Les associés fondateurs d'une société, désireux d'intégrer un nouvel associé à leur projet de développement, ont conclu un accord-cadre avec ce dernier. Cet accord prévoyait la cession de parts sociales pour un prix symbolique, en contrepartie de l'engagement du nouvel associé à apporter son expertise en tant que directeur commercial pendant cinq ans. Après la signature des actes de cession et l'engagement du nouvel associé, les fondateurs ont assigné ce dernier en nullité des cessions pour indétermination du prix ou, subsidiairement, en résolution des cessions en raison de sa défaillance dans l'exécution de ses obligations. Le nouvel associé a soulevé la prescription de l'action en nullité et a demandé des dommages-intérêts.

2Procédure

Au niveau de la première instance, les fondateurs ont introduit une action en nullité des cessions de parts devant le tribunal compétent, arguant que le prix convenu était indéterminé ou vil. En réponse, le nouvel associé a opposé la prescription de cette action et a formulé une demande reconventionnelle de dommages-intérêts. Le tribunal a rendu une décision sur le fond du litige.

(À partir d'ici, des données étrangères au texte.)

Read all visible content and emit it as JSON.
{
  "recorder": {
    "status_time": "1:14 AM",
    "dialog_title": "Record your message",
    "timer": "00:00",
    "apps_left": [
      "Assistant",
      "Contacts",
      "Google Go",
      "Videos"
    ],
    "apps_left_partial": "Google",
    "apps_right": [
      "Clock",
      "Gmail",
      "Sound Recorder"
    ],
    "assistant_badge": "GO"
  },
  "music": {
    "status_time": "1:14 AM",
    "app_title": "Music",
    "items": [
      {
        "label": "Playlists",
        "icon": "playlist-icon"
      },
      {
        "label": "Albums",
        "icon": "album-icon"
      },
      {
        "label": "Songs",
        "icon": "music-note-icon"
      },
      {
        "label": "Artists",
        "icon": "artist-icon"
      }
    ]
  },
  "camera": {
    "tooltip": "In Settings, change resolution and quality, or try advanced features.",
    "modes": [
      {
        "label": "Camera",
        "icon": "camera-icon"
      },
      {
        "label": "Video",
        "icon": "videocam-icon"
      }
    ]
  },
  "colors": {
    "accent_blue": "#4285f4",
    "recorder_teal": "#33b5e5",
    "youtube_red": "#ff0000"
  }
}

Saisissant la cour d'appel, les fondateurs ont contesté la décision rendue par le tribunal, soutenant que l'action en nullité était fondée sur l'absence d'un élément essentiel du contrat et devait donc être qualifiée de nullité absolue, soumise à une prescription trentenaire. La cour d'appel a toutefois déclaré l'action prescrite, considérant qu'il s'agissait d'une nullité relative.

Les fondateurs ont alors formé un pourvoi en cassation contre l'arrêt rendu par la cour d'appel.

3Problème de droit

L'action en nullité des cessions de parts pour indétermination du prix est-elle soumise à la prescription trentenaire ou à la prescription quinquennale ?

4Solution

La Cour rejette le pourvoi des fondateurs en confirmant que l'action en nullité des cessions de parts conclues pour un prix indéterminé ou vil relève du régime des actions en nullité relative. La Cour énonce que cette action vise uniquement à protéger les intérêts privés des cédants et se prescrit par cinq ans conformément à l'article 1304 du Code civil. Elle rappelle que la qualification de la nullité dépend non pas de l'existence d'un élément essentiel au moment de la formation du contrat, mais plutôt de la nature de l'intérêt protégé par la règle transgressée. En conséquence, elle valide l'analyse effectuée par la cour d'appel selon laquelle l'action en nullité était prescrite.